Ray squinted at me in disgust.
“Well,
look,
Ray, I mean
really
look at them. They each need the other or there’s nothing to be dramatic about. Poor stiffs like you and me, we’re here to do our jobs—you know, try to figure out whether birds are really descended from dinosaurs, or find out who killed George Dishey. Those boys have a much more complicated agenda.”
Ray summarily put a hand against my back and shoved me through the door and out through the kitchens beyond, flashing his badge at each surprised face. Outside the service entrance, I caught sight of the man with the Australian hat. He was just pulling open the sliding side door of a van that was parked about fifty feet away, almost out of sight behind a big disposal bin. It struck me as odd that he would park there instead of in the main parking lot with the rest of the conferees, so I watched the man over my shoulder as Ray steered me forward. As the sliding door reached its fully open position, enough light filled the van that I could see that there was another man sitting in the backseat. He had a dilapidated appearance, all faded plaid flannel and patched jeans. His fingers were thickened from hard labor and his wrists thin and sinewed. Most spectacularly, he wore his beard almost a foot long, in a curtain of pale brown whiskers that fell straight from beneath his jutting cheekbones, hiding his mouth. As his head swung my way,
his eyes opened wide in surprise, narrowed, locked on mine, and then seemed to catch fire as a smile slowly split his beard from his drooping, feathery mustache.

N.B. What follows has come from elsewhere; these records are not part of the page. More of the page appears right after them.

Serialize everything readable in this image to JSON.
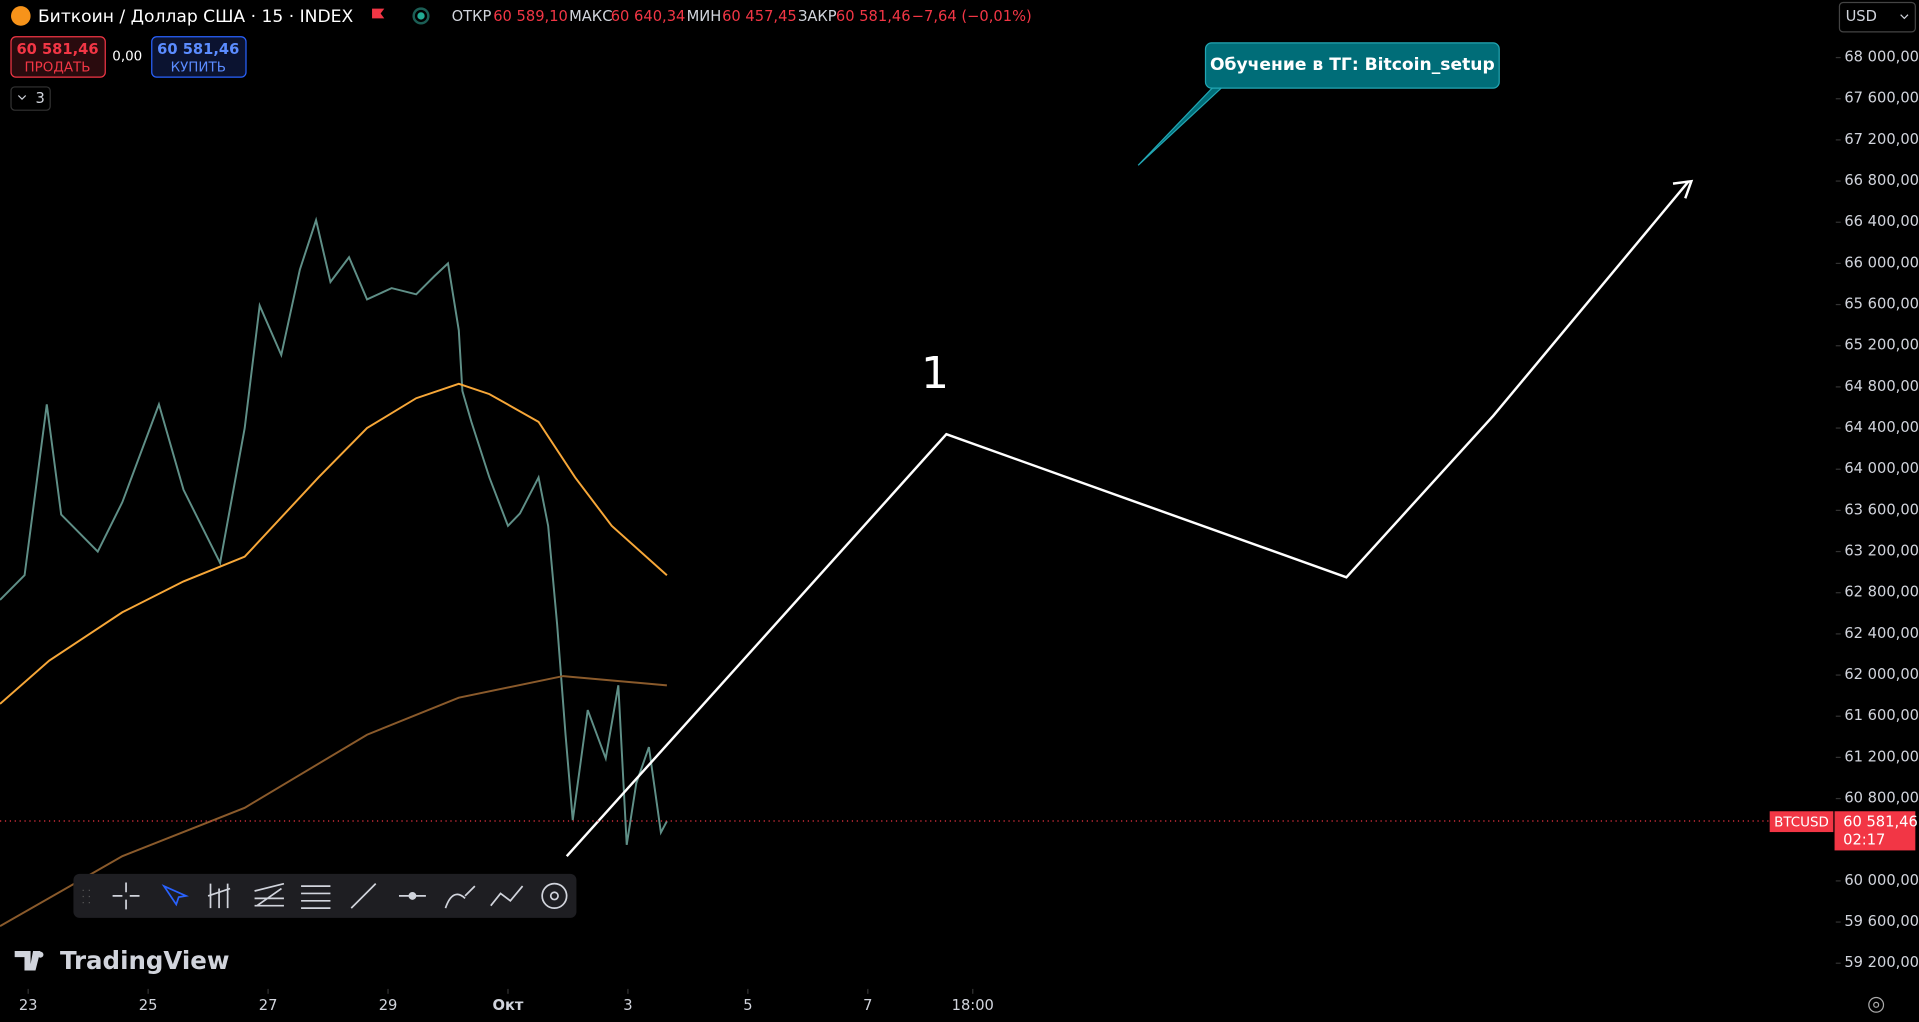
{
  "header": {
    "title": "Биткоин / Доллар США · 15 · INDEX",
    "open_label": "ОТКР",
    "open": "60 589,10",
    "high_label": "МАКС",
    "high": "60 640,34",
    "low_label": "МИН",
    "low": "60 457,45",
    "close_label": "ЗАКР",
    "close": "60 581,46",
    "change": "−7,64 (−0,01%)",
    "sell_price": "60 581,46",
    "sell_label": "ПРОДАТЬ",
    "spread": "0,00",
    "buy_price": "60 581,46",
    "buy_label": "КУПИТЬ",
    "indicators_count": "3",
    "currency": "USD",
    "logo": "TradingView"
  },
  "chart_data": {
    "type": "line",
    "annotations": {
      "callout": "Обучение в ТГ: Bitcoin_setup",
      "wave_label": "1"
    },
    "xlim": [
      -0.47,
      30.14
    ],
    "xticks": [
      {
        "value": 0,
        "label": "23"
      },
      {
        "value": 2,
        "label": "25"
      },
      {
        "value": 4,
        "label": "27"
      },
      {
        "value": 6,
        "label": "29"
      },
      {
        "value": 8,
        "label": "Окт"
      },
      {
        "value": 10,
        "label": "3"
      },
      {
        "value": 12,
        "label": "5"
      },
      {
        "value": 14,
        "label": "7"
      },
      {
        "value": 15.75,
        "label": "18:00"
      }
    ],
    "ylim": [
      58986,
      68559
    ],
    "yticks": [
      {
        "value": 68000,
        "label": "68 000,00"
      },
      {
        "value": 67600,
        "label": "67 600,00"
      },
      {
        "value": 67200,
        "label": "67 200,00"
      },
      {
        "value": 66800,
        "label": "66 800,00"
      },
      {
        "value": 66400,
        "label": "66 400,00"
      },
      {
        "value": 66000,
        "label": "66 000,00"
      },
      {
        "value": 65600,
        "label": "65 600,00"
      },
      {
        "value": 65200,
        "label": "65 200,00"
      },
      {
        "value": 64800,
        "label": "64 800,00"
      },
      {
        "value": 64400,
        "label": "64 400,00"
      },
      {
        "value": 64000,
        "label": "64 000,00"
      },
      {
        "value": 63600,
        "label": "63 600,00"
      },
      {
        "value": 63200,
        "label": "63 200,00"
      },
      {
        "value": 62800,
        "label": "62 800,00"
      },
      {
        "value": 62400,
        "label": "62 400,00"
      },
      {
        "value": 62000,
        "label": "62 000,00"
      },
      {
        "value": 61600,
        "label": "61 600,00"
      },
      {
        "value": 61200,
        "label": "61 200,00"
      },
      {
        "value": 60800,
        "label": "60 800,00"
      },
      {
        "value": 60000,
        "label": "60 000,00"
      },
      {
        "value": 59600,
        "label": "59 600,00"
      },
      {
        "value": 59200,
        "label": "59 200,00"
      }
    ],
    "last_price": {
      "value": 60581.46,
      "label": "60 581,46"
    },
    "symbol": "BTCUSD",
    "countdown": "02:17",
    "series": [
      {
        "color": "#5f8f87",
        "x": [
          -0.47,
          -0.06,
          0.31,
          0.55,
          1.16,
          1.57,
          2.18,
          2.59,
          3.2,
          3.61,
          3.86,
          4.22,
          4.53,
          4.8,
          5.04,
          5.35,
          5.65,
          6.06,
          6.47,
          6.78,
          7.0,
          7.18,
          7.24,
          7.39,
          7.69,
          8.0,
          8.2,
          8.51,
          8.67,
          8.82,
          8.96,
          9.08,
          9.33,
          9.63,
          9.84,
          9.98,
          10.14,
          10.35,
          10.55,
          10.65
        ],
        "values": [
          62730,
          62970,
          64630,
          63560,
          63200,
          63680,
          64630,
          63800,
          63090,
          64400,
          65590,
          65110,
          65940,
          66420,
          65820,
          66060,
          65650,
          65760,
          65700,
          65880,
          66000,
          65350,
          64760,
          64460,
          63920,
          63450,
          63570,
          63920,
          63450,
          62490,
          61420,
          60590,
          61660,
          61190,
          61900,
          60350,
          60950,
          61300,
          60470,
          60580
        ]
      },
      {
        "color": "#f7a738",
        "x": [
          -0.47,
          0.35,
          1.57,
          2.59,
          3.61,
          4.84,
          5.65,
          6.47,
          7.18,
          7.69,
          8.51,
          9.12,
          9.73,
          10.65
        ],
        "values": [
          61720,
          62140,
          62610,
          62910,
          63150,
          63920,
          64400,
          64690,
          64830,
          64730,
          64460,
          63920,
          63450,
          62970
        ]
      },
      {
        "color": "#8a5a2b",
        "x": [
          -0.47,
          1.57,
          3.61,
          5.65,
          7.18,
          8.92,
          10.65
        ],
        "values": [
          59560,
          60240,
          60710,
          61420,
          61780,
          61990,
          61900
        ]
      },
      {
        "color": "#ffffff",
        "x": [
          8.98,
          15.31,
          21.98,
          24.43,
          27.69
        ],
        "values": [
          60240,
          64340,
          62950,
          64520,
          66800
        ]
      }
    ]
  }
}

My mouth fell open. It was the helicopter pilot from the photograph in George’s living room. I’d have known him anywhere. Not just because of his startling looks—now half-covered by the whiskers, a beard as long and straight as the one on the man who had shadowed me—but because of the light that seemed to burn from his eyes. Through those glowing eyes, he shot a toxic slug of emotions to me, an invitation mixed with seductive menace. I felt pierced, like a hot dagger had just been shoved through my heart. It was a helpless feeling, as if he knew something I didn’t and the only way I could be free of him was to kneel down and let him flow through me. “Ray!” I gasped.
Ray pulled me even harder, mercifully snapping my attention from the man in the van to himself. I swung my head to look into his eyes. He was concentrating, a look of irritation clamped on his face. I could tell he wasn’t listening, that he wouldn’t listen, that he was sick of my interference, that—
“That’s the man!” I whispered. I glanced back again. The door to the van was rolling shut.
“What man?” he muttered, still pulling me toward the main parking lot.
“Ray, listen!” I said, louder now. “There’s a man there in that van! I saw him in a picture in George’s house! And he looks like the guy who shot at us!”
Ray stopped and swung his attention to the van, but it was already rolling, disappearing down the service lane around the back of the building.
“He’s getting away!” I said stupidly, stating the obvious.
Ray dropped my arm and yanked a small spiral-bound notebook and a pen out of his breast pocket and began to write.
“Ray!”
“I got the plate number. I’ll call it in.”
“He was with a commercial collector,” I gasped, uncertain what that meant.